Pakistan's Airspace Ban Backfires: How Shutting Doors On India Could Cost Millions

Pakistan has closed its airspace to Indian flights following the Pahalgam terror attack. But instead of inflicting damage across the border, it seems Islamabad may end up suffering a massive financial setback itself.

Overflight Fees: A Major Source of Revenue at Risk

Each time an aircraft crosses a country's skies, it pays an overflight fee — and for Pakistan, flights from India, especially those headed westward to Europe and North America, were a significant income stream. With Indian airlines like Air India and IndiGo now rerouting to avoid Pakistani airspace, that revenue is evaporating fast.

A Pakistani social media user shared a video showing an Indian flight taking a longer route, captioning it, "Aur lo Panga." Responding sharply, X user Naren Menon wrote, "Pakistan loses 'overflight fees' from the 3rd largest (and fastest growing) aviation market in the world. That's easily hundreds of millions of USD every year. Never in the history of mankind has there been so much collective stupidity in a land."

While some argued Pakistan could still earn fees from foreign airlines, Menon pointed out that Indian carriers dominate these westbound routes, meaning the financial hit would be substantial.

History Repeats: Lessons from 2019

This isn’t the first time Pakistan has gambled with its airspace — and lost. In 2019, after the Pulwama terror attack, Pakistan’s airspace closure had led to losses nearing $100 million. Daily, the country’s Civil Aviation Authority (CAA) and Pakistan International Airlines (PIA) suffered combined losses of around $760,000.

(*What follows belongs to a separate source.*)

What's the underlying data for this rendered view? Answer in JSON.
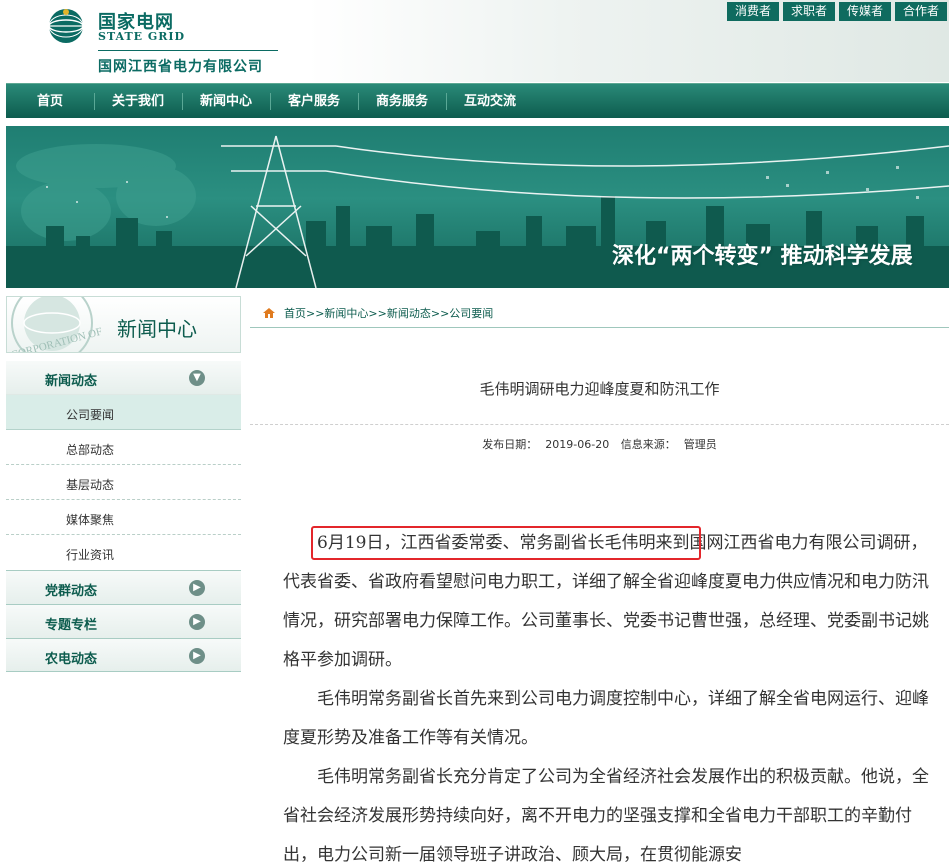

A Boeing 737 flying over Pakistan would pay roughly $580 in overflight fees; larger aircrafts paid even more. By blocking its airspace, Pakistan had not just lost overflight revenue but also incurred massive losses from disrupted routes and delayed operations.

Now, with the latest closure, Pakistan could be staring at a similar financial nightmare.

Indian Airlines Brace for Longer Flights, Higher Costs

While Pakistan grapples with a revenue crunch, Indian airlines are preparing for operational challenges. Air India and IndiGo have confirmed that international flights from cities such as Delhi, Amritsar, Jaipur, Lucknow, and Varanasi are now taking longer routes over the Arabian Sea to avoid Pakistani skies.

A senior pilot told PTI that flights bound for the United States and Europe could see journey times increase by two to two-and-a-half hours, resulting in higher fuel consumption, extended crew hours, and inevitable delays.

In aiming to harm India, Pakistan may have ended up doing more damage to its own aviation sector — again.